In a novel interpretation, director Timmia Hearn Feldman ’12 created a new character — the ghost of Blanche’s dead husband (Kyle Clark ’13) — to help center the action on Blanche’s romance with Mitch (Jamie Biondi ’12) and, in turn, Siragusa herself. The late husband doubles as the play’s accompanist, drifting from the piano bench to the stage, and casting a pall over Blanche’s present relationship.

While this invocation of the Shakespearean ghost may be abstract (and it’s difficult to stomach tampering with a classic) the choice allows the audience into the tormented mind of the disgraced Southern belle.

Besides, by the opening of the second act, viewers will welcome scenes with the genteel Blanche. The other characters devolve into caricatures, relying on the volume of their voices to make up for a lack of genuine emotion. But even the gentle and seemingly sweet romance between Mitch and Blanche seems artificial. Their lack of chemistry is austere and awkward; Mitch’s yielding demeanor is unconvincing. Perhaps their relationship suffers from the obstacle of the boy ghost, who won’t leave the two alone.

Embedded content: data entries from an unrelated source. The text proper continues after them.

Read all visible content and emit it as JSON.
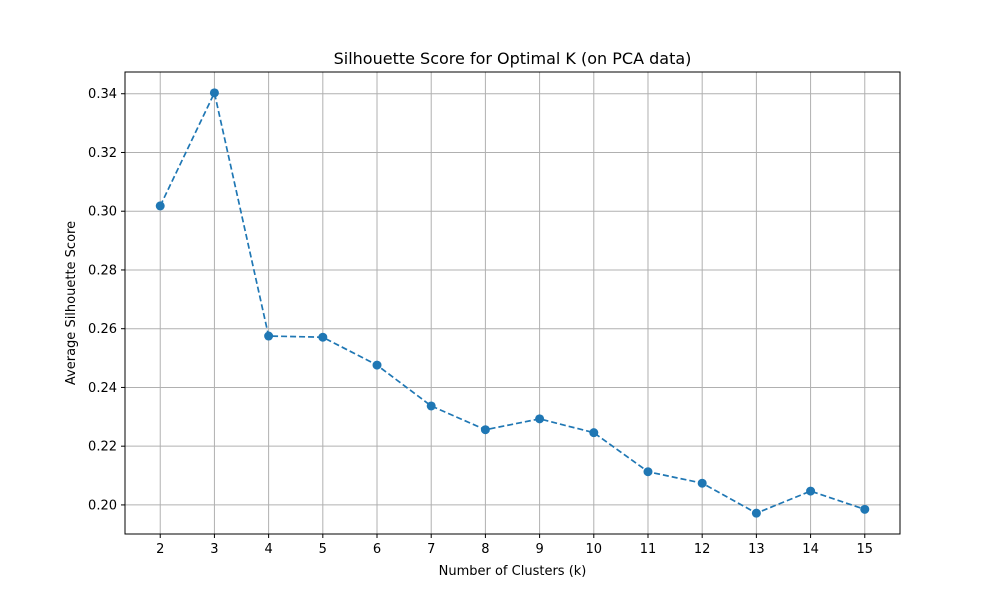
{
  "chart_data": {
    "type": "line",
    "title": "Silhouette Score for Optimal K (on PCA data)",
    "xlabel": "Number of Clusters (k)",
    "ylabel": "Average Silhouette Score",
    "x": [
      2,
      3,
      4,
      5,
      6,
      7,
      8,
      9,
      10,
      11,
      12,
      13,
      14,
      15
    ],
    "series": [
      {
        "values": [
          0.3018,
          0.3403,
          0.2575,
          0.2571,
          0.2476,
          0.2337,
          0.2256,
          0.2293,
          0.2246,
          0.2113,
          0.2074,
          0.1972,
          0.2047,
          0.1985
        ]
      }
    ],
    "xticks": [
      "2",
      "3",
      "4",
      "5",
      "6",
      "7",
      "8",
      "9",
      "10",
      "11",
      "12",
      "13",
      "14",
      "15"
    ],
    "yticks": [
      "0.20",
      "0.22",
      "0.24",
      "0.26",
      "0.28",
      "0.30",
      "0.32",
      "0.34"
    ],
    "xlim": [
      1.35,
      15.65
    ],
    "ylim": [
      0.1901,
      0.3474
    ],
    "grid": true,
    "line_style": "dashed",
    "marker": "circle",
    "colors": {
      "series": "#1f77b4",
      "grid": "#b0b0b0",
      "axes": "#000000"
    }
  }
}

Either way, the shift of spotlight from Stanley/Blanche to Mitch/Blanche is something of a bastardization. While it’s unfair to hold their chemistry up to that Marlon Brando and Vivien Leigh in the film version of the play, the character of Mitch is simply too one-dimensional to receive so much attention.

Ultimately, the risky adaptation provides a spotlight for the talented Siragusa. But the downplay of the other characters’ emotional complexity doesn’t give credence to Williams’s classic.